Gordon returned her strike with the back of his hand, and Mena’s knees buckled as, for a precious moment, the lights of Euston Station dimmed as shadows danced, threatening her consciousness.

In her periphery, she saw Liam lunge forward, retribution etched onto his features.

Her husband had just signed his own death warrant, and thank God for that. Even if he didn’t believe her, Liam’s honor wouldn’t allow her to be struck.

She turned toward him, anticipating the moment he’d come between her and the man she’d grown to fear and hate.

The unmistakable blast of a pistol shot echoed through the portico with such deafening reverberation, even time seemed to hold its breath.

Mena whirled to see that Gordon was as stunned as she, the two men at his side looking past her in openmouthed astonishment. There was not a pistol among them.

Her heart stalled, then dropped into her stomach as she slowly turned back to see her worst fear confirmed. A pool of red bloomed over the left chest of Liam’s gray waistcoat.

Mena cried out and reached for him with her one free hand, burning to go to him, unable to claw herself from her husband’s punishing grip.

Liam’s expression turned from astonished to enraged in an instant, and he leaped around, his bludgeon lifted to swing at his attacker, heedless of his injury.

Mena saw him hesitate, and she couldn’t fathom why. Had they missed one of Gordon’s thugs?
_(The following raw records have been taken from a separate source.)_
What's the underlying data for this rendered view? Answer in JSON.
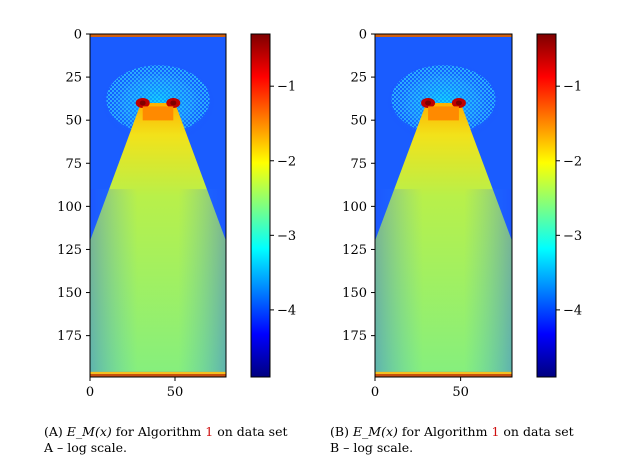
{
  "chart_data": [
    {
      "type": "heatmap",
      "panel": "A",
      "y_ticks": [
        0,
        25,
        50,
        75,
        100,
        125,
        150,
        175
      ],
      "x_ticks": [
        0,
        50
      ],
      "ylim": [
        199,
        0
      ],
      "xlim": [
        0,
        80
      ],
      "colorbar": {
        "ticks": [
          "−1",
          "−2",
          "−3",
          "−4"
        ],
        "tick_values": [
          -1,
          -2,
          -3,
          -4
        ],
        "range": [
          -4.9,
          -0.3
        ],
        "colormap": "jet",
        "scale": "log"
      },
      "hot_spots": [
        {
          "x": 31,
          "y": 40
        },
        {
          "x": 49,
          "y": 40
        }
      ],
      "caption": {
        "tag": "(A)",
        "math": "E_M(x)",
        "pre": "for Algorithm",
        "ref": "1",
        "post": "on data set",
        "line2": "A – log scale."
      }
    },
    {
      "type": "heatmap",
      "panel": "B",
      "y_ticks": [
        0,
        25,
        50,
        75,
        100,
        125,
        150,
        175
      ],
      "x_ticks": [
        0,
        50
      ],
      "ylim": [
        199,
        0
      ],
      "xlim": [
        0,
        80
      ],
      "colorbar": {
        "ticks": [
          "−1",
          "−2",
          "−3",
          "−4"
        ],
        "tick_values": [
          -1,
          -2,
          -3,
          -4
        ],
        "range": [
          -4.9,
          -0.3
        ],
        "colormap": "jet",
        "scale": "log"
      },
      "hot_spots": [
        {
          "x": 31,
          "y": 40
        },
        {
          "x": 49,
          "y": 40
        }
      ],
      "caption": {
        "tag": "(B)",
        "math": "E_M(x)",
        "pre": "for Algorithm",
        "ref": "1",
        "post": "on data set",
        "line2": "B – log scale."
      }
    }
  ]
}
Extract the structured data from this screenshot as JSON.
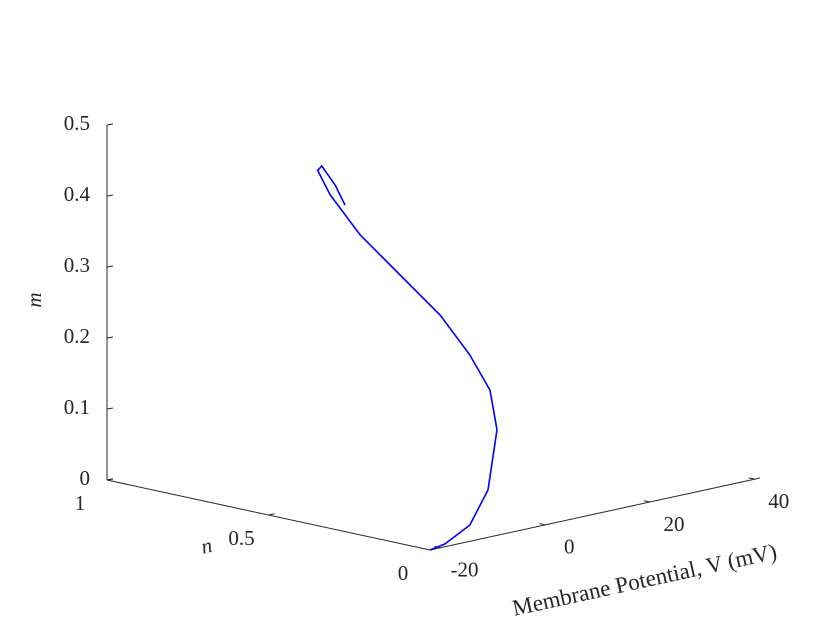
{
  "chart_data": {
    "type": "line3d",
    "xlabel": "Membrane Potential, V (mV)",
    "ylabel": "n",
    "zlabel": "m",
    "color": "#0000ff",
    "x": [
      -22,
      -17.9,
      -11.3,
      -6.0,
      -1.8,
      -1.3,
      -3.3,
      -7.1,
      -12.9,
      -18.7,
      -19.5,
      -20.0,
      -18.0,
      -14.2,
      -11.1
    ],
    "y": [
      0,
      0.02,
      0.05,
      0.08,
      0.12,
      0.15,
      0.18,
      0.21,
      0.24,
      0.27,
      0.35,
      0.38,
      0.4,
      0.42,
      0.44
    ],
    "z": [
      0,
      0,
      0.013,
      0.051,
      0.125,
      0.177,
      0.227,
      0.286,
      0.349,
      0.412,
      0.462,
      0.494,
      0.495,
      0.46,
      0.425
    ],
    "xlim": [
      -22,
      41
    ],
    "xticks": [
      -20,
      0,
      20,
      40
    ],
    "ylim": [
      0,
      1
    ],
    "yticks": [
      0,
      0.5,
      1
    ],
    "zlim": [
      0,
      0.5
    ],
    "zticks": [
      0,
      0.1,
      0.2,
      0.3,
      0.4,
      0.5
    ]
  }
}
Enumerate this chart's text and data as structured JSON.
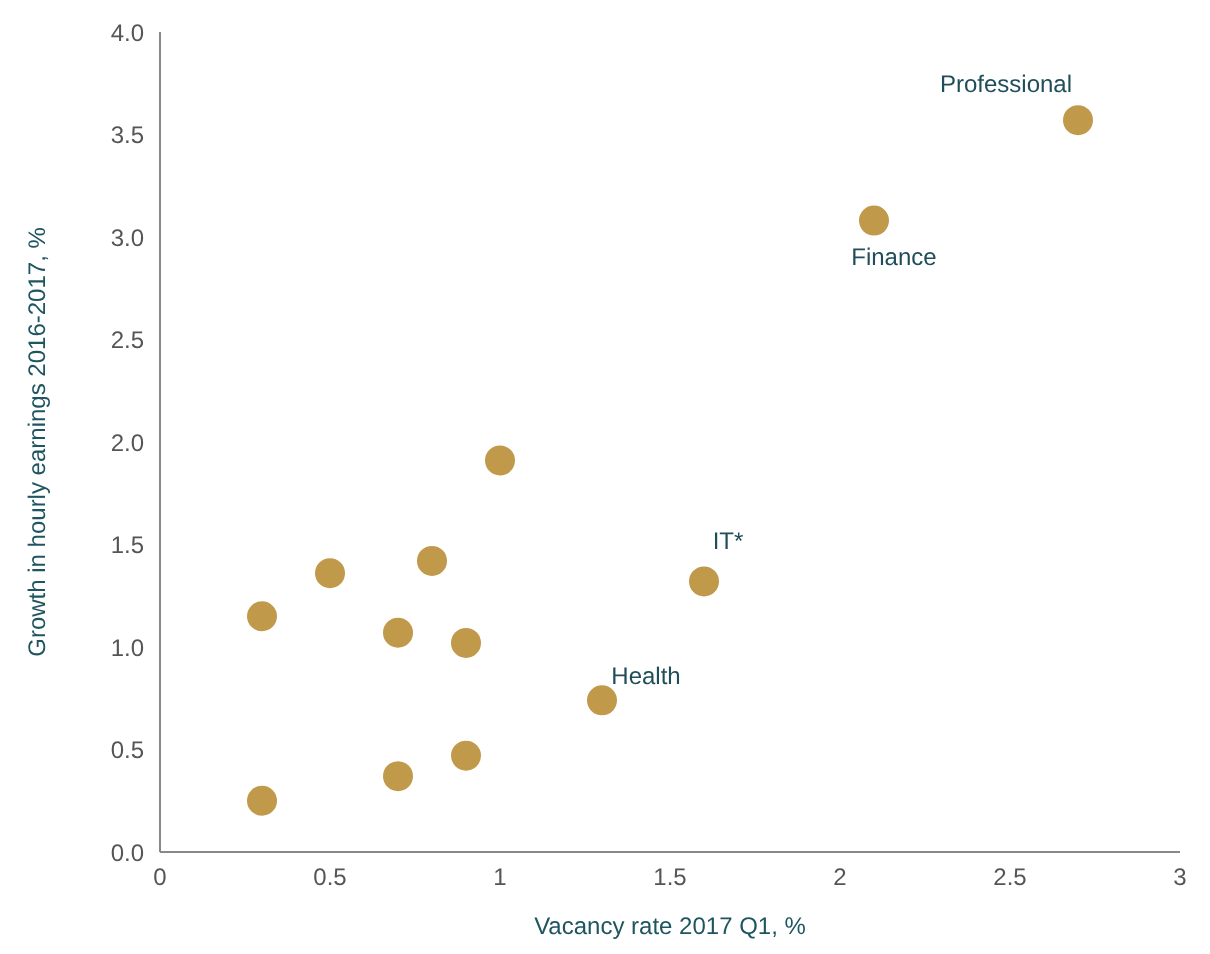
{
  "chart_data": {
    "type": "scatter",
    "xlabel": "Vacancy rate 2017 Q1, %",
    "ylabel": "Growth in hourly earnings 2016-2017, %",
    "x": [
      0.3,
      0.5,
      0.3,
      0.7,
      0.7,
      0.8,
      0.9,
      0.9,
      1.0,
      1.3,
      1.6,
      2.1,
      2.7
    ],
    "values": [
      1.15,
      1.36,
      0.25,
      1.07,
      0.37,
      1.42,
      1.02,
      0.47,
      1.91,
      0.74,
      1.32,
      3.08,
      3.57
    ],
    "color": "#c0994a",
    "marker": "circle",
    "grid": false,
    "legend": false,
    "xlim": [
      0,
      3
    ],
    "xticks": [
      0,
      0.5,
      1,
      1.5,
      2,
      2.5,
      3
    ],
    "ylim": [
      0,
      4
    ],
    "yticks": [
      {
        "value": 0,
        "label": "0.0"
      },
      {
        "value": 0.5,
        "label": "0.5"
      },
      {
        "value": 1,
        "label": "1.0"
      },
      {
        "value": 1.5,
        "label": "1.5"
      },
      {
        "value": 2,
        "label": "2.0"
      },
      {
        "value": 2.5,
        "label": "2.5"
      },
      {
        "value": 3,
        "label": "3.0"
      },
      {
        "value": 3.5,
        "label": "3.5"
      },
      {
        "value": 4,
        "label": "4.0"
      }
    ],
    "annotations": [
      {
        "text": "Professional",
        "x": 2.7,
        "y": 3.57
      },
      {
        "text": "Finance",
        "x": 2.1,
        "y": 3.08
      },
      {
        "text": "IT*",
        "x": 1.6,
        "y": 1.32
      },
      {
        "text": "Health",
        "x": 1.3,
        "y": 0.74
      }
    ]
  }
}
What did he see that seemed to deflate his lungs and extinguish the inferno of his fury?

The hesitation cost him dearly as a heavy piece of luggage connected with his temple.

Mena screamed and lunged forward as he fell, but someone seized her free wrist and clamped the shackle around it, leaving her to watch in horror as Liam’s magnificent body folded to the platform, landing hard enough to shake the ground.

A ragged sound escaped her as it uncovered just who held a pistol in one hand, and sharp-edged baggage in the other.

“No,” she sobbed, as the resolute anger in Jani’s dark eyes was blurred by the storm of her hysterical tears.